Flick, ante lo desconocido

El técnico alemán jamás ha estado tres temporadas consecutivas en un equipo grande, con la presión que conlleva.

Sergi de Juan
As
A partir del próximo curso, Hansi Flick encara un territorio prácticamente desconocido en su carrera: completar tres temporadas consecutivas al frente de un equipo grande de Europa. Ni en el Bayern de Múnich ni en la selección alemana tuvo tiempo ni estabilidad para consolidar un ciclo largo, algo que sí ha encontrado en el Barcelona, donde se siente más feliz que nunca.

Ahora bien, también es un desafío para el entrenador alemán y sus jugadores. Se podría decir que, hasta la fecha, Flick ha sido un técnico de impactos inmediatos. En noviembre de 2019 reemplazó a Niko Kovač en el conjunto bávaro y acabó esa temporada logrando el triplete: Bundesliga, Champions (con el 8 a 2 al Barça) y Copa de Alemania. Y, en el Barcelona, en su primera temporada, también logró los tres títulos nacionales: Liga, Copa del Rey y Supercopa de España.

Esta pasada temporada, su inicio fue irregular y se empezó a instaurar la percepción de que los segundos años de Flick en sus equipos no eran buenos. Un bulo que no se ajusta para nada a la realidad. En su segunda temporada en el Bayern, ganó cuatro títulos: repitió la Bundesliga, la Supercopa de Europa, el Mundial de Clubes y la Copa alemana. Y en la Champions quedó eliminado por el PSG en cuartos de final solo por culpa del doble valor de los goles en campo contrario. Y no hace falta decir que en su segunda temporada en el Barcelona, el éxito también ha sido notable, con la consecución de la Liga, la segunda seguida, y la Supercopa de España.

Esta teoría de la ‘maldición del segundo año’ creció, sobre todo, por comparación. El Bayern de Múnich y el Barça de sus primeros cursos eran auténticas máquinas competitivas.

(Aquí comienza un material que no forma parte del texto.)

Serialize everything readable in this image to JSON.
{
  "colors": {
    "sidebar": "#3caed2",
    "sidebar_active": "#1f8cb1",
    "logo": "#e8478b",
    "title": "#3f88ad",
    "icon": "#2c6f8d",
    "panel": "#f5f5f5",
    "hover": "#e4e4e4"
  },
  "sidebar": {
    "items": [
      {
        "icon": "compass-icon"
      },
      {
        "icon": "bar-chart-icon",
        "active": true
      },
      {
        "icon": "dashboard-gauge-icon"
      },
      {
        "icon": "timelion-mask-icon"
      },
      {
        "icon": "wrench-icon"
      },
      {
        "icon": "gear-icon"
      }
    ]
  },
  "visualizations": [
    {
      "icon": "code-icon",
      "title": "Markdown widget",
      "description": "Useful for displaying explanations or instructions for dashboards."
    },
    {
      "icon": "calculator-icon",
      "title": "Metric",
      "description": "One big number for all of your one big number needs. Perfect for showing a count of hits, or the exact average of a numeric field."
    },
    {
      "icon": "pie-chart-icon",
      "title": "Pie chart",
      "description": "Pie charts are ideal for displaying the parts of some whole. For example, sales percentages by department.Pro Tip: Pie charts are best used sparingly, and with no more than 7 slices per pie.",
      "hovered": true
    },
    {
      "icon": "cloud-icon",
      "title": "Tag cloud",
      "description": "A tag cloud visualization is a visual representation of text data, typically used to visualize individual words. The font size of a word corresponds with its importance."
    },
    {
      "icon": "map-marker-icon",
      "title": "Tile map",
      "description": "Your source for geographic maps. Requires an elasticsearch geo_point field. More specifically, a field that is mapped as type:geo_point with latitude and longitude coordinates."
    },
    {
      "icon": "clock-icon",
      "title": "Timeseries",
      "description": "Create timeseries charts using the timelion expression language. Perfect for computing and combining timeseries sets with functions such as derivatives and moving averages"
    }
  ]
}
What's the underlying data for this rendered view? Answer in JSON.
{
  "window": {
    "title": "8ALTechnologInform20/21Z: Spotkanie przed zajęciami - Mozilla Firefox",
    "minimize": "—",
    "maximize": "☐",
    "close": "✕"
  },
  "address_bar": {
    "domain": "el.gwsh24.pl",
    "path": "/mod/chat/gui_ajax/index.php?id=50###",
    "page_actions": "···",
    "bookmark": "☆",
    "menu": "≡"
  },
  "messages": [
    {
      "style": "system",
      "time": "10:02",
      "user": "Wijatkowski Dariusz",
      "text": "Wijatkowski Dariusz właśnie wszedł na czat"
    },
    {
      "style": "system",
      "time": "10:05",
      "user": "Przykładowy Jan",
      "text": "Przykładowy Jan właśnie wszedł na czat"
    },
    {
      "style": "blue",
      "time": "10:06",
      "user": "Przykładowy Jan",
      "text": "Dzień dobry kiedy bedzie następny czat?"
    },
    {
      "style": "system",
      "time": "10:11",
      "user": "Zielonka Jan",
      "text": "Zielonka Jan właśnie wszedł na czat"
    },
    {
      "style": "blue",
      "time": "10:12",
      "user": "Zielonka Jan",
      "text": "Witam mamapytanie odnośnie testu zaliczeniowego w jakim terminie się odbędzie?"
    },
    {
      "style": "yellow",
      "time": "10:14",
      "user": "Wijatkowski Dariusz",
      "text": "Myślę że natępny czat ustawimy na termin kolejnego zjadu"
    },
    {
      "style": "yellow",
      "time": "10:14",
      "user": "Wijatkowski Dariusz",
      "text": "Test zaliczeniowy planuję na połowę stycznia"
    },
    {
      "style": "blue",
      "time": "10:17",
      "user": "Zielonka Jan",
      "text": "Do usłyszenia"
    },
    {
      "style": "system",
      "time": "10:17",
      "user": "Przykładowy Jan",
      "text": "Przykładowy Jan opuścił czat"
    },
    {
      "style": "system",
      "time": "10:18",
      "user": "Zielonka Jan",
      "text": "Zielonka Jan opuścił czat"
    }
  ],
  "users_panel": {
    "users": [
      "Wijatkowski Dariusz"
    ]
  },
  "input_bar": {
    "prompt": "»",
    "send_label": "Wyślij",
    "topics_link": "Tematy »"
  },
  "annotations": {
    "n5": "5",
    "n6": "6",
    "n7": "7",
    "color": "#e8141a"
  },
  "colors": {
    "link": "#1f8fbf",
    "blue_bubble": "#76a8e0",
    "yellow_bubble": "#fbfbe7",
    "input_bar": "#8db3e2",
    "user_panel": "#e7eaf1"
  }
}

Ambos equipos eran agresivos y jugaban con un entusiasmo espectacular y una hambre competitiva brutal. En los segundos años, pasó en el Bayern y también en el Barcelona; los equipos ganaron en madurez, pero manteniendo la regularidad y la esencia del estilo Flick.

Los números del Barcelona en este segundo curso, además, también han sido espectaculares, en ataque y en defensa. Ahora bien, hay una cosa que también hay que tener en cuenta. La intensidad física y mental que exige jugar con el sistema de Flick es altísima. Y ahí reside el gran examen para el técnico y el equipo. Habrá que ver si es capaz de mantener el espíritu competitivo del equipo después de ganar cinco títulos en dos temporadas. El alemán no admite relajaciones.

El Barça busca estabilidad, continuidad en el éxito e instaurar una hegemonía a nivel nacional (el equipo es tremendamente joven) y lograr la tan ansiada sexta Champions. Ese es el principal reto.